TO: Carys Marderosian and Ms. Adair's 1st grade class
Henry Barnard School, Providence RI
Dear Carys and Miss Adair’s class:
Eating food in Portugal has been an adventure. As you know I am a vegetarian, but I have tried many different kinds of dishes and sweets. I have also taken some notes about the interesting food I encountered in Portugal.
TASCA FOOD I have seen some Portuguese food made in RI and MA by Portuguese migrants who live there and at Portuguese restaurants. They are New England's version of a Portuguese tasca—neighborhood restaurants, usually mostly frequented by the people who live and work nearby.
Lisbon tascas have their own unique and interesting culture. People go to them weekly or on holidays, and their most faithful clients are those who live in close walking distance. Usually, the waiters at a tasca will work there for decades, and people in the community grow up with the owners and workers in a tasca. Its like having dinner with your own friendly family whenever you go. All of the Lisbon tascas serve pretty much the same kinds of meat and fish plates, and vegetables (and desserts), although most specialize in one or a few dishes, so they can stand out from all of the other tascas.

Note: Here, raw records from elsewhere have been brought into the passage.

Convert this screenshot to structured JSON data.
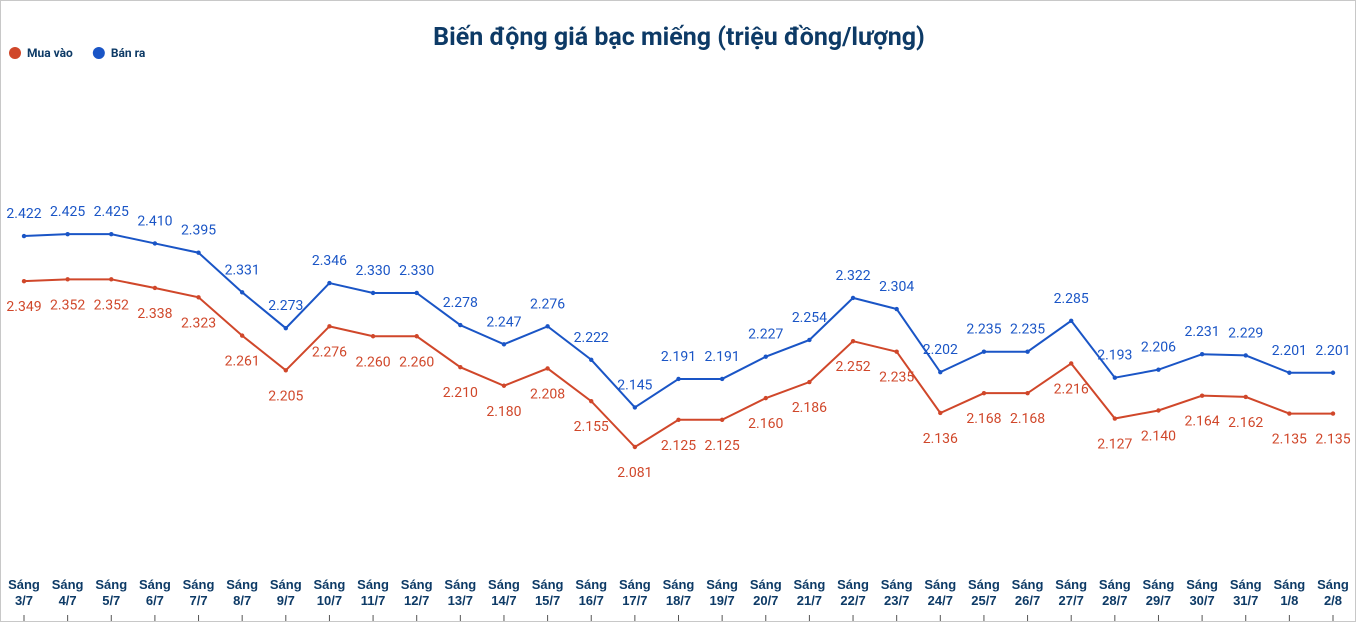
{
  "chart_data": {
    "type": "line",
    "title": "Biến động giá bạc miếng (triệu đồng/lượng)",
    "categories": [
      "Sáng 3/7",
      "Sáng 4/7",
      "Sáng 5/7",
      "Sáng 6/7",
      "Sáng 7/7",
      "Sáng 8/7",
      "Sáng 9/7",
      "Sáng 10/7",
      "Sáng 11/7",
      "Sáng 12/7",
      "Sáng 13/7",
      "Sáng 14/7",
      "Sáng 15/7",
      "Sáng 16/7",
      "Sáng 17/7",
      "Sáng 18/7",
      "Sáng 19/7",
      "Sáng 20/7",
      "Sáng 21/7",
      "Sáng 22/7",
      "Sáng 23/7",
      "Sáng 24/7",
      "Sáng 25/7",
      "Sáng 26/7",
      "Sáng 27/7",
      "Sáng 28/7",
      "Sáng 29/7",
      "Sáng 30/7",
      "Sáng 31/7",
      "Sáng 1/8",
      "Sáng 2/8"
    ],
    "series": [
      {
        "name": "Mua vào",
        "color": "#d0472a",
        "values": [
          2.349,
          2.352,
          2.352,
          2.338,
          2.323,
          2.261,
          2.205,
          2.276,
          2.26,
          2.26,
          2.21,
          2.18,
          2.208,
          2.155,
          2.081,
          2.125,
          2.125,
          2.16,
          2.186,
          2.252,
          2.235,
          2.136,
          2.168,
          2.168,
          2.216,
          2.127,
          2.14,
          2.164,
          2.162,
          2.135,
          2.135
        ],
        "value_labels": [
          "2.349",
          "2.352",
          "2.352",
          "2.338",
          "2.323",
          "2.261",
          "2.205",
          "2.276",
          "2.260",
          "2.260",
          "2.210",
          "2.180",
          "2.208",
          "2.155",
          "2.081",
          "2.125",
          "2.125",
          "2.160",
          "2.186",
          "2.252",
          "2.235",
          "2.136",
          "2.168",
          "2.168",
          "2.216",
          "2.127",
          "2.140",
          "2.164",
          "2.162",
          "2.135",
          "2.135"
        ]
      },
      {
        "name": "Bán ra",
        "color": "#1a55c6",
        "values": [
          2.422,
          2.425,
          2.425,
          2.41,
          2.395,
          2.331,
          2.273,
          2.346,
          2.33,
          2.33,
          2.278,
          2.247,
          2.276,
          2.222,
          2.145,
          2.191,
          2.191,
          2.227,
          2.254,
          2.322,
          2.304,
          2.202,
          2.235,
          2.235,
          2.285,
          2.193,
          2.206,
          2.231,
          2.229,
          2.201,
          2.201
        ],
        "value_labels": [
          "2.422",
          "2.425",
          "2.425",
          "2.410",
          "2.395",
          "2.331",
          "2.273",
          "2.346",
          "2.330",
          "2.330",
          "2.278",
          "2.247",
          "2.276",
          "2.222",
          "2.145",
          "2.191",
          "2.191",
          "2.227",
          "2.254",
          "2.322",
          "2.304",
          "2.202",
          "2.235",
          "2.235",
          "2.285",
          "2.193",
          "2.206",
          "2.231",
          "2.229",
          "2.201",
          "2.201"
        ]
      }
    ],
    "ylim": [
      1.9,
      2.7
    ],
    "legend": "top-left"
  }
}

Whole grilled or spit roasted chickens is a Lisbon specialty. It is usually served with french fries and hot sauce. That is Sr. Pedroso who makes the Chickens at Restaurante Quionga.
Another tasca near where I am visiting is a marisqueira, a tasca that has a specialty in seafood. We went here to sit at the balcão, the counter, to have dinner. This tasca makes a steak sandwich called a prego no pão. You also eat this with hot sauce. The other dish is a salada de polvo, octopus salad.

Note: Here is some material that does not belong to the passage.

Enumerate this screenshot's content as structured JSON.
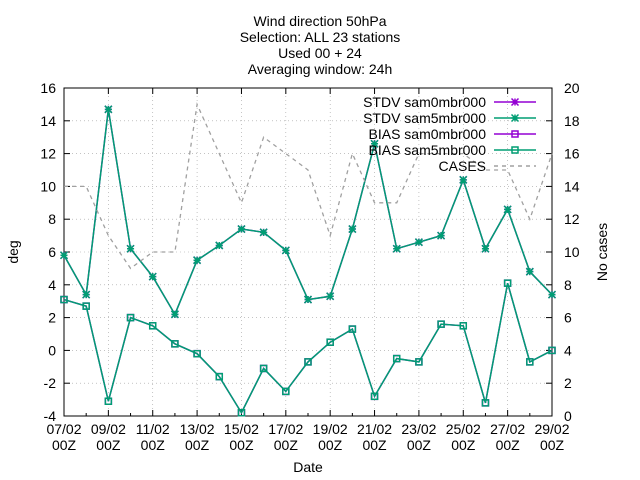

This tasca also makes carapauzinhos, small fried fish.
They are so small you eat them whole from the head right down to the tail!
Luckily the served the dishes was some vegetables, and I was happy to nibble the salsa (fresh parsley) on the açorda (a wet stuffing) in the silver platter and ate all the carrots on the plate!
On the way back from hiking in Estremadura (to the north west of Lisbon) we stopped in the town of Negrais for roast suckling pig sandwiches, which are a specialty in that town. They ate them cold with a hot pepper sauce.
There are many desserts here at tascas including rice pudding, flan, bolo de bolacha (cookie cake) and baba de camelo. This means camel spit. Don't worry though, its not really camel spit, that's just a name for a yummy dessert made with sweet milk and eggs. My favorite desserts were a quiejada de feijão (bean tarte) and a jelly filled black and white cookie. Also bolo de Rainha, (Queen's cake) a kind of coffee cake.
Tia Jes also took me to her job. She works with many international colleagues including people with connections to Portugal, Switzerland, Germany, and many other European countries. Once a week, one of her colleagues makes breakfast for everyone else. The day I visited her at work was German breakfast day. German breakfast has lots of vegetables and I was very full afterwards. I even tried a little bit of hazelnut spread, which tastes much better than the one's I have had in Rhode Island.